In the early seventies my dad was the bureau chief at KPIX, the local CBS News affiliate in San Francisco. Eventually he moved across the bay into the city after he and my mother separated. On certain weekends my sister and I would go stay with him, although since his job was so unpredictable there were a lot of weekends during which he had to work some of the time. So we’d go hang out at the news bureau while he was doing his job. Usually it was kind of a boring place to be, especially on the weekends. If we were lucky we’d get to watch a film editor manually feeding film through a projector and painstakingly cutting it together. Other times we’d watch my father cram himself into a tiny soundproof booth and read lines of his script over and over and over again into a large microphone. We saw the same guys working there; it seemed to be all guys back then. There was a lot of brown polyester and impressive sideburns.

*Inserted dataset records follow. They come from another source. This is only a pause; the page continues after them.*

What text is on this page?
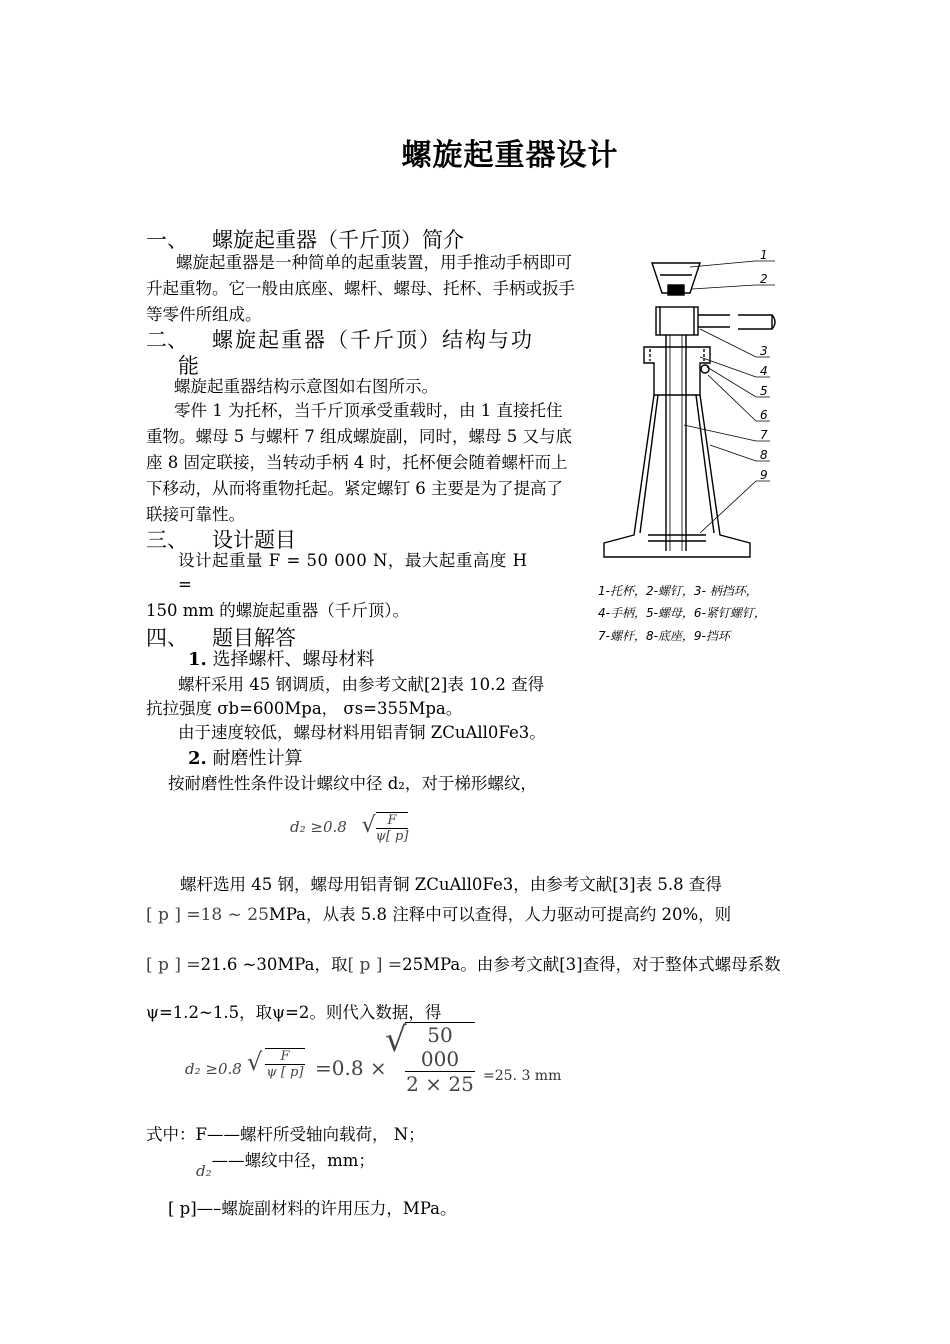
螺旋起重器设计
一、 螺旋起重器（千斤顶）简介
螺旋起重器是一种简单的起重装置，用手推动手柄即可升起重物。它一般由底座、螺杆、螺母、托杯、手柄或扳手等零件所组成。
二、 螺旋起重器（千斤顶）结构与功
能
螺旋起重器结构示意图如右图所示。
零件 1 为托杯，当千斤顶承受重载时，由 1 直接托住重物。螺母 5 与螺杆 7 组成螺旋副，同时，螺母 5 又与底座 8 固定联接，当转动手柄 4 时，托杯便会随着螺杆而上下移动，从而将重物托起。紧定螺钉 6 主要是为了提高了联接可靠性。
三、 设计题目
设计起重量 F = 50 000 N，最大起重高度 H
=
150 mm 的螺旋起重器（千斤顶）。
四、 题目解答
1. 选择螺杆、螺母材料
螺杆采用 45 钢调质，由参考文献[2]表 10.2 查得
抗拉强度 σb=600Mpa， σs=355Mpa。
由于速度较低，螺母材料用铝青铜 ZCuAll0Fe3。
2. 耐磨性计算
按耐磨性性条件设计螺纹中径 d₂，对于梯形螺纹，
d₂ ≥0.8 √ $\frac{F}{\psi[ p]}$
螺杆选用 45 钢，螺母用铝青铜 ZCuAll0Fe3，由参考文献[3]表 5.8 查得
[ p ] =18 ~ 25MPa，从表 5.8 注释中可以查得，人力驱动可提高约 20%，则
[ p ] =21.6 ~30MPa，取[ p ] =25MPa。由参考文献[3]查得，对于整体式螺母系数
ψ=1.2~1.5，取ψ=2。则代入数据，得
d₂ ≥0.8 √ $\frac{F}{\psi [ p]} =0.8$ ×
√
$\frac{50 000}{2 \times 25} =25$. 3 mm
式中：F——螺杆所受轴向载荷， N；
d₂——螺纹中径，mm；
[ p]—–螺旋副材料的许用压力，MPa。
1
2
3
4
5
6
7
8
9
1-托杯，2-螺钉，3- 柄挡环，
4-手柄，5-螺母，6-紧钉螺钉，
7-螺杆，8-底座，9-挡环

One day we were killing time at the bureau and my dad said, “Hey, kids, there’s someone here today who I want you to meet.” As he led us down the hall to a studio I couldn’t imagine who it was. Stepping into the doorway my eyes fell upon the largest human being I had ever seen. I also recognized him. It was Rosey Grier.
Rosey Grier was by that time a retired football player, having played pro ball for the New York Giants and then the Los Angeles Rams from the mid-fifties to mid-sixties. But in many ways that aspect of Grier’s career and life was just a prelude. Retired football players are a dime a dozen. Rosey Grier was something else altogether.
I remember being led toward Grier and watching him rapidly and completely filling my frame. Grier was the original widescreen. He was to me, as an eight-year-old girl measuring in at around four feet tall, like a human Matterhorn. At 6’5” and around 300 lbs., he was imposing to say the least. He was also a celebrity.
In 1972 the album Free To Be… You and Me came out. I have read articles about the summer that The Beatles’ Sgt. Pepper’s Lonely Hearts Club Band album appeared, about how one could not walk down the streets of a major city without hearing it flowing forth from every other window. For the lunchbox-toting circles I ran in, Free To Be… was our Sgt. Pepper’s. Everyone’s parents had bought it. The album was a musical refutation of gender and racial stereotypes, a tuneful call for personal and societal acceptance of the self and of others, featuring a who’s who of that era’s stars of popular culture, including Mel Brooks, Carol Channing, Tommy Smothers, Dick Cavett and Diana Ross, to name just a few.
The album was uneven, reflecting the varying musical talents of its guest stars. No track was as awkwardly sincere and charming as Grier’s semi-tone deaf rendition of “It’s Alright To Cry.” As such, it was one of the best tunes on the album.
I was about to meet a star. Not exactly one of my idols, but a man who’d figured largely in my rather limited cultural development. But he was frightening. It had nothing to do with the fact that I was white and rarely saw black people. That wasn’t it. It was the fact that he was a giant.
Grier is a fascinating figure if you even begin and conclude your reading about him at his Wikipedia page. After retiring from football he worked security detail for Bobby Kennedy and was there when Senator Kennedy was assassinated. My dad covered that story, so it’s possible they’d met at some point in the late sixties.
The former defensive tackle had obviously had some experience dealing with small children. I could sense him trying to draw physically into himself, impossible as that was, even as he extended his personality outward to welcome me. “Julie,” my dad said. “This is Rosey Grier.” I knew that. Grier put his hand out and I reflexively offered mine in return, placing it into his. It was like laying my hand in the center of the world’s largest catcher’s mitt.
By 1972, the year I met him, Grier had already been recording music for well over a decade. Eventually he became a fixture on television, with a range that included drama, comedy, variety and game shows. That was also the year his first movie came out, a wonderfully well-intentioned low-budget disaster about racial bigotry called The Thing With Two Heads. I did not know of this movie at the time, but years later I would come to discover it in a Staten Island video rental store.
Back in the studio at KPIX, as Grier’s massive, warm hand closed around mine he said, “I’m so pleased to meet you…” in a booming voice that he’d somehow attenuated down to a near whisper. I felt bad about being afraid, because the guy was just so nice. I decided that he was okay and that he probably wasn’t going to rip my arm off. I don’t remember anything after that; so primary is the memory of my hand in his.